Requête en outrage au tribunal contre Gabriel Nadeau-Dubois

Le porte-parole de la CLASSE, Gabriel Nadeau-Dubois Le porte-parole de la CLASSE, Gabriel Nadeau-Dubois

Un étudiant en arts plastiques de l'Université Laval, Jean-François Morasse, a déposé en Cour supérieure une requête en outrage au tribunal contre un des porte-parole de la Coalition large de l'Association pour une solidarité syndicale étudiante (CLASSE), Gabriel Nadeau-Dubois.

Jean-François Morasse, qui avait obtenu une injonction pour pouvoir poursuivre ses études malgré le conflit étudiant, estime que les propos de Gabriel Nadeau-Dubois tenus dimanche sur les ondes du Réseau de l'Information représentent une incitation au non-respect des injonctions.

Le porte-parole de la CLASSE a déclaré : « Je crois qu'il est tout à fait légitime pour les étudiants de prendre les moyens de respecter le choix démocratique qui a été fait d'aller en grève. C'est tout à fait regrettable qu'il y ait une minorité d'étudiants et d'étudiantes qui utilisent les tribunaux pour contourner la décision collective qui a été prise. Nous, on trouve ça tout à fait légitime que les gens prennent les moyens nécessaires pour faire respecter le vote de grève. Et si ça prend des lignes de piquetage, on croit que c'est un moyen tout à fait légitime de le faire. »

Jean-François Morasse juge ces propos inacceptables et ajoute que « toute personne qui incite les gens à ne pas respecter la loi est dans l'illégalité. »

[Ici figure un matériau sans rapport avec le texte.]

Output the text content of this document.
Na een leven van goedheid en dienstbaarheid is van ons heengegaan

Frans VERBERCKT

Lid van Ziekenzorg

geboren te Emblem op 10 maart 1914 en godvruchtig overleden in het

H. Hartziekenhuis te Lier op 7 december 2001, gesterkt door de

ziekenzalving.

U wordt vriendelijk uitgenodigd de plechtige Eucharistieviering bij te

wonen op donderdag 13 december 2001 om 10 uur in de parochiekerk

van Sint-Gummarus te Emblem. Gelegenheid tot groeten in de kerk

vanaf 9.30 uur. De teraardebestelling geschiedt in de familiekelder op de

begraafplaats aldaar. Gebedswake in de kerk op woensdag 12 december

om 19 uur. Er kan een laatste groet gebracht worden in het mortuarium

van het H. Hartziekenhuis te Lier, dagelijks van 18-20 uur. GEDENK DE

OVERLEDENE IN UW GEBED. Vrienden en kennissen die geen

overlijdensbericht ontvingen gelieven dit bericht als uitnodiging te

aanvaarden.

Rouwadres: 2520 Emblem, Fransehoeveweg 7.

« Il a incité les gens à enfreindre les injonctions [...] et je crois qu'il se rend coupable d'un outrage au tribunal et c'est pour ça que je demande à un juge de la Cour supérieure de trancher. » — Jean-François Morasse
Jean-François Morasse Jean-François Morasse

L'étudiant de l'Université Laval a obtenu à la mi-avril une injonction pour poursuivre ses études. Celle-ci a été prolongée à deux reprises.

« J'ai eu mes cours, ça, il n'y a pas eu de problème, mais c'est sûr qu'il y a eu des débordements, des insultes, des choses comme ça que j'ai pris sur moi, parce que je ne pensais pas que ça valait la peine de déranger la cour pour des choses mineures comme celles-là, mais d'inciter des gens à enfreindre la loi, ça, je ne pense pas que ça passe. »

La requête devrait être entendue le 24 mai au palais de justice de Québec.